1. Buka konten
  2. Buka menu utama
  3. Buka situs DW lainnya

Resolusi Armenia Membuat Erdogan Gusar

18 Maret 2010

Amerika Serikat dan Swedia meloloskan resolusi pembantaian warga Armenia pada sebagai genosida. PM Turki Erdogan balas mengancam untuk mengusir warga Armenia yang tinggal secara ilegal di Turki.

https://p.dw.com/p/MWIi
Perdana Menteri Turki Recep Tayyip ErdoganFoto: AP

Harian Inggris Times menulis:

Parlemen di Stockholm dan Komisi Luar Negeri di Senat Amerika Serikat menyebut pembantaian warga Armenia pada Perang Dunia I sebagai genosida. Hubungan sejarah dan politik antara Turki dan Armenia memang rumit. Tapi ancaman yang dikeluarkan PM Turki Erdogan sangat jelas. Ia mengancam akan mengusir semua warga Armenia yang tinggal ilegal di Turki. Reaksinya patut dicela. Turki adalah anggota NATO dan merupakan mitra strategis yang penting bagi Barat. Negara itu berbatasan dengan Irak yang sangat penting bagi negara-negara demokrasi barat. Namun pemerintah di Ankara tidak boleh menyalahgunakan posisi ini. Membalas dendam pada kelompok masyarakat yang paling lemah yang ada di teritorial Turki adalah tindakan keji.

Harian Jerman Frankfurter Allgemeine Zeitung berkomentar:

Ada sekitar 60.000 warga Turki keturunan Armenia. Erdogan tentu tidak bermaksud mengusir mereka.

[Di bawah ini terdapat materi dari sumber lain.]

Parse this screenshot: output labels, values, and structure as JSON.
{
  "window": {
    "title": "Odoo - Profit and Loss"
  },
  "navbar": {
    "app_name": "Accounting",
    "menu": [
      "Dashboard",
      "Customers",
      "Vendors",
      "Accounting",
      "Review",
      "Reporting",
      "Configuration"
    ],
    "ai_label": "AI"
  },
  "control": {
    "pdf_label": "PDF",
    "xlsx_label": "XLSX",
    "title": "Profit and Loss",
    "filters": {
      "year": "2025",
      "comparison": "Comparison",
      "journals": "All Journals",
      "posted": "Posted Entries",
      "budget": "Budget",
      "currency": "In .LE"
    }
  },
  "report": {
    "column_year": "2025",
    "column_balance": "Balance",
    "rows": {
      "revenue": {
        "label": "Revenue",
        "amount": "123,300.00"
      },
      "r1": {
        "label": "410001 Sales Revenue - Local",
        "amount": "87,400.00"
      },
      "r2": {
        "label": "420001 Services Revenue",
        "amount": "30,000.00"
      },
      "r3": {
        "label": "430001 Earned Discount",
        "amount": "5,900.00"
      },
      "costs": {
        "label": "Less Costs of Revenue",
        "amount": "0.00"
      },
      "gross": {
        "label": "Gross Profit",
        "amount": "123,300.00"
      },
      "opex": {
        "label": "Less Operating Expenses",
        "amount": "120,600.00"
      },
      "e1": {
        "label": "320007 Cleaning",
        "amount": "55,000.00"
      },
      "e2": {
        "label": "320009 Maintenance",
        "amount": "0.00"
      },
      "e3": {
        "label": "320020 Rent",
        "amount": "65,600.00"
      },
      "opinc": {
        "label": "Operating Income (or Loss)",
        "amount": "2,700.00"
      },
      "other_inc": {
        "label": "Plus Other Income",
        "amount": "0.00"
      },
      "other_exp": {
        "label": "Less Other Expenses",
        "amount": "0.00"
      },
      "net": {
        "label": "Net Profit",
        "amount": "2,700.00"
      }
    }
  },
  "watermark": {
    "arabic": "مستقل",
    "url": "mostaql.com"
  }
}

Ia mengancam akan mengusir warga Armenia lain yang tinggal secara ilegal di Turki. Erdogan adalah tokoh populer, karena pada tahun-tahun pertama pemerintahannya Turki mengalami keberhasilan dalam bidang ekonomi dan reformas politik. Namun bukan untuk pertama kalinya ia mengeluarkan pernyataan yang membuat orang jadi ragu, apakah ia benar-benar seorang reformis yang yakin pada demokrasi. Yang jelas, upaya rekonsiliasi dengan Armenia sekarang makin jauh.

Tema lain yang tetap jadi sorotan pers di Eropa adalah perkembangan di Timur Tengah dan sikap keras Israel, yang membuat hubungannya dengan Amerika Serikat jadi makin renggang. Harian Italia La Stampa menulis:

Gaya dramatis dan sikap menentang yang ditunjukkan Israel dilihat sebagai tantangan terbuka oleh Washington. Penerima hadiah jurnalisme Pullitzer, Thomas Friedman, menyebutnya sebagai sikap kekanak kanakan Israel. Hubungan Amerika Serikat dan Israel memang tidak mungkin terputus. Namun hubungan antara kedua negara jelas makin renggang. Banyak orang di Israel berpendapat, kesalahan ada di pihak Barack Obama. Sebaliknya di Washington orang mengatakan, Israel yang salah. Mereka yakin, pemerintah Israel sudah kehilangan visi dan wibawanya.

Harian Austria die Presse menulis:

Bagi George W Bush, jalan ke Yerusalem harus melewati Bagdad. Ia berharap, perubahan besar di Timur Tengah cepat atau lambat dengan sendirinya akan menyelesaikan masalah Palestina. Jadi ia membiarkan kawasan ini. Israel lalu mendapat kesan, Washington memberi cek kosong dan membiarkannya melakukan apa saja. Dengan masuknya Barack Obama ke Gedung Putih, situasi berubah. Amerika Serikat sekarang ingin tampil sebagai penengah yang adil. Untuk mengembalikan wibawanya setelah perang Irak, Amerika Serikat harus lebih terlibat dalam proses perdamaian di Timur Tengah.